OPINION

Soul saving

Thousands of trendy Greeks swarmed to the Athens Concert Hall last Wednesday, elbowing their way to the front of the line to secure a priority entrance coupon. Which star of the arts provoked such a stampede? A psychoanalyst with a lecture on death no less – the 77-year-old Irvin D. Yalom, also a writer of didactic fiction who is adored with unusual fervor here in Greece. He is less known in the United States, but here he is read and worshipped like a guru. I suspect that most of Yalom’s readers have not followed any serious course in psychotherapy or psychoanalysis. They prefer reading to therapy; it is painless, cheap and does not require any personal investment. Yet Yalom’s readers are certainly looking for answers, solutions, hope and comfort, a way out of their fear of death, their guilt, their emotional deadlock, the anguish of existence and the absence of joy.
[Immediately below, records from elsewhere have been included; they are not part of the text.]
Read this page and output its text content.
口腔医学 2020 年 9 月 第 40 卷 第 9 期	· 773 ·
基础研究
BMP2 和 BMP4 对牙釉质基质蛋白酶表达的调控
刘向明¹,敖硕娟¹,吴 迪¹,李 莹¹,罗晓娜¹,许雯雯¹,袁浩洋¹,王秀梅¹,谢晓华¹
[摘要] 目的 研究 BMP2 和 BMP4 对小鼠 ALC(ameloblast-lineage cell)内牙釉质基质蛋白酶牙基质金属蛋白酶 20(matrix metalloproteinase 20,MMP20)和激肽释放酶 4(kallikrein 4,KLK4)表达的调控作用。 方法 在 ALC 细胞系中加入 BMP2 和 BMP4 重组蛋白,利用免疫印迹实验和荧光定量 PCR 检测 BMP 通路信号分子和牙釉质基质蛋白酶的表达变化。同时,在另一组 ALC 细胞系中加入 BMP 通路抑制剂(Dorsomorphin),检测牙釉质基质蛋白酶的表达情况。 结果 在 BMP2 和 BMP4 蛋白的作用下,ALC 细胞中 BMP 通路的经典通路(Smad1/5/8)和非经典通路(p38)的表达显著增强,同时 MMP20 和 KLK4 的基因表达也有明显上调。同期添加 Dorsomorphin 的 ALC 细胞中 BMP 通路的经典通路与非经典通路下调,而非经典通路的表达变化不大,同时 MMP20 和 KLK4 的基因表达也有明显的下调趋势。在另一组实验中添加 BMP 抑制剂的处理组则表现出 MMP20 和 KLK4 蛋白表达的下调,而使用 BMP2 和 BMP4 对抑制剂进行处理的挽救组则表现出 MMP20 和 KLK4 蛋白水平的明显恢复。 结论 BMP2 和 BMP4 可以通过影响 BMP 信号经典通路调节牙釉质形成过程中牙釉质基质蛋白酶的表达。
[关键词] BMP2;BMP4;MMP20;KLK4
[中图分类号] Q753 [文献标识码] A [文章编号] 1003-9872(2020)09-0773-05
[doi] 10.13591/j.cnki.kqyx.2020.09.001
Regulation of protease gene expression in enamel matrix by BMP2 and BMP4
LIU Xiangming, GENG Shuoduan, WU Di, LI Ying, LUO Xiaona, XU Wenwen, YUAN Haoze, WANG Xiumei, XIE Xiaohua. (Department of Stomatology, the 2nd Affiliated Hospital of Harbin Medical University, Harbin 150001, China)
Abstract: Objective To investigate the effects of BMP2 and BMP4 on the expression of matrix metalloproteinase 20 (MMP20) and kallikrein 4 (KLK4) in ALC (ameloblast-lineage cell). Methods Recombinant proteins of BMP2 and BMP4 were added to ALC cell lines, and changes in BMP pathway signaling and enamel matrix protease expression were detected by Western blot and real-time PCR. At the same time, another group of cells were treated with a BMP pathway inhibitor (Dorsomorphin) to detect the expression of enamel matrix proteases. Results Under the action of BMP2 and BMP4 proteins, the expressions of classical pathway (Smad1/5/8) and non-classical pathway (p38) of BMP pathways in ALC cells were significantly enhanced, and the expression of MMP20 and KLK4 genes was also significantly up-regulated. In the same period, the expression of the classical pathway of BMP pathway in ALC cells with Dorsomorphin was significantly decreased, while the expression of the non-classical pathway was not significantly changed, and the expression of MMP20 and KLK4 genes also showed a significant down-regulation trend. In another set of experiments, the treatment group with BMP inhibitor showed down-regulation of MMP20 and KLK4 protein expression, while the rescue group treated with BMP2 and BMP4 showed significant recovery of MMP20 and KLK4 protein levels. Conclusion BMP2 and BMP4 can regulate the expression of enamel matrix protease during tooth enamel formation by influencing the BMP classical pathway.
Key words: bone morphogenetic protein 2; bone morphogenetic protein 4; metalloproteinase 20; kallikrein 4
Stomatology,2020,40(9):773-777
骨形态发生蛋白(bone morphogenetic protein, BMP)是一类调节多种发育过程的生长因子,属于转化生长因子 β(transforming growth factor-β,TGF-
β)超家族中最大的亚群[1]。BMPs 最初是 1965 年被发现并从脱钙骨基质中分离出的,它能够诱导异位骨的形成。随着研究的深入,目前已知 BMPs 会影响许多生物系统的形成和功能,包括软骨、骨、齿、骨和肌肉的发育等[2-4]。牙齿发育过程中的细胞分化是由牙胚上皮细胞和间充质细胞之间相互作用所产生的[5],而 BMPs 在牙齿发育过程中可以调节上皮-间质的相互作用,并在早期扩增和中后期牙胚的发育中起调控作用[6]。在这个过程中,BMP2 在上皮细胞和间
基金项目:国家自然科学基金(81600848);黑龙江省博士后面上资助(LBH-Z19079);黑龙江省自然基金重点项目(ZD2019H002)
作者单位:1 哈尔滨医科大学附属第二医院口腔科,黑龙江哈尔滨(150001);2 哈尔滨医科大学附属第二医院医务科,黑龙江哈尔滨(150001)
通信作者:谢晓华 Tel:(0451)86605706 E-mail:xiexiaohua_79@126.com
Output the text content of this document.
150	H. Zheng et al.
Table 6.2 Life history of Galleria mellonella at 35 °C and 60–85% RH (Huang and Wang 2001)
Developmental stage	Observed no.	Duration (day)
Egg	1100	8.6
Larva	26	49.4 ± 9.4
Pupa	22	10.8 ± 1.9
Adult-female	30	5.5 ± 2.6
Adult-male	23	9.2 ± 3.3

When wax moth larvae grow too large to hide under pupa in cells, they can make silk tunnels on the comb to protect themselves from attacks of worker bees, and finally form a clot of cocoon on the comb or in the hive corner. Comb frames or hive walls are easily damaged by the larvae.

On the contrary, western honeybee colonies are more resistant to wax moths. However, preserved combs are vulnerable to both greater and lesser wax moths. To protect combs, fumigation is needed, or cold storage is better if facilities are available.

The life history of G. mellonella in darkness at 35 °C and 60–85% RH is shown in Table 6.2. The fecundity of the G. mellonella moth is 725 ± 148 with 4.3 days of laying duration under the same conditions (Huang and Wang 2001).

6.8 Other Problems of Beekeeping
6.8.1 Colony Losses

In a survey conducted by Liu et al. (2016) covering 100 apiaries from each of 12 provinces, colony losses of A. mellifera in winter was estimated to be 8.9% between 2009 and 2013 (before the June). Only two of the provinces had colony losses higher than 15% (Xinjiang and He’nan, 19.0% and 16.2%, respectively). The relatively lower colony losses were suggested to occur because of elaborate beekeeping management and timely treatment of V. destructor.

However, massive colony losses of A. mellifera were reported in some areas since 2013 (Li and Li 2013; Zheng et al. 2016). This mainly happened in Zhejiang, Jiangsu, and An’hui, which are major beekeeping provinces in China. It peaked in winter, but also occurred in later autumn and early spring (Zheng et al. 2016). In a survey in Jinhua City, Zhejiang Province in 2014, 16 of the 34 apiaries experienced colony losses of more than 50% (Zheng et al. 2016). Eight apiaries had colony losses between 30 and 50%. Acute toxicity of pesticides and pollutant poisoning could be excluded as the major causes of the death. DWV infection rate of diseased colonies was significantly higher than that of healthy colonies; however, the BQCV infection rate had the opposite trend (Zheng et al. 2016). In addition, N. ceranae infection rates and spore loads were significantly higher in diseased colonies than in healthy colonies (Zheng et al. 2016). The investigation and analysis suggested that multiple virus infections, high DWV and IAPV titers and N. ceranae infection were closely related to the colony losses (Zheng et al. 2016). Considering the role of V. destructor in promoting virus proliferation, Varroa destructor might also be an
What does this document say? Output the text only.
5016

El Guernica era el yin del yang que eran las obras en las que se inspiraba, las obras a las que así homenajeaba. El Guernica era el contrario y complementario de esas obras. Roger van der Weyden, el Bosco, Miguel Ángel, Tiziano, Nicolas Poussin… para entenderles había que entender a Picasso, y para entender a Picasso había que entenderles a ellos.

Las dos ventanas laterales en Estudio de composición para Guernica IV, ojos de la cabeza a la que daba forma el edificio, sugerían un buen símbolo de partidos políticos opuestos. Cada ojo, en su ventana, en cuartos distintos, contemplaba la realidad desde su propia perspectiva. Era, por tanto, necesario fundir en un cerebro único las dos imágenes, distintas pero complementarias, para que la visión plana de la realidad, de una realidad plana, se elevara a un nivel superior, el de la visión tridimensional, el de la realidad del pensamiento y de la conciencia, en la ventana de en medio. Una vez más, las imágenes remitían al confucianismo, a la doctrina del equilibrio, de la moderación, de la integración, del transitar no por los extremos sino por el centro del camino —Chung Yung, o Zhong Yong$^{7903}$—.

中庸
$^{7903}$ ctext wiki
They are looking for the same things that hundreds of pilgrims were looking for a few months ago when they swarmed churches to worship the relic of the Russian Saint Seraphim of Sarov, forgiveness for the sins of the weak man, comfort in the face of death and something to lean on in times of strife. Tortured, anxious souls, with questions and fears, wandering here and there. In the church, comfort and forgiveness is proffered by the priest, the confessor. He listens well, speaks little, offers advice and forgiveness and lightens the burden of guilt. In the secular world, this role is assumed by the psychotherapist, who leads the analysis for the patient to find himself, to forgive and accept himself, to define his emotions and passions and maybe even to learn to love and be loved. The anxieties are the same and their management is also essentially the same. People seek answers and comfort. There is one difference: The relic attracted the poor, the faithful and a number of Russian speakers, while the psychoanalyst drew the secular upper middle class.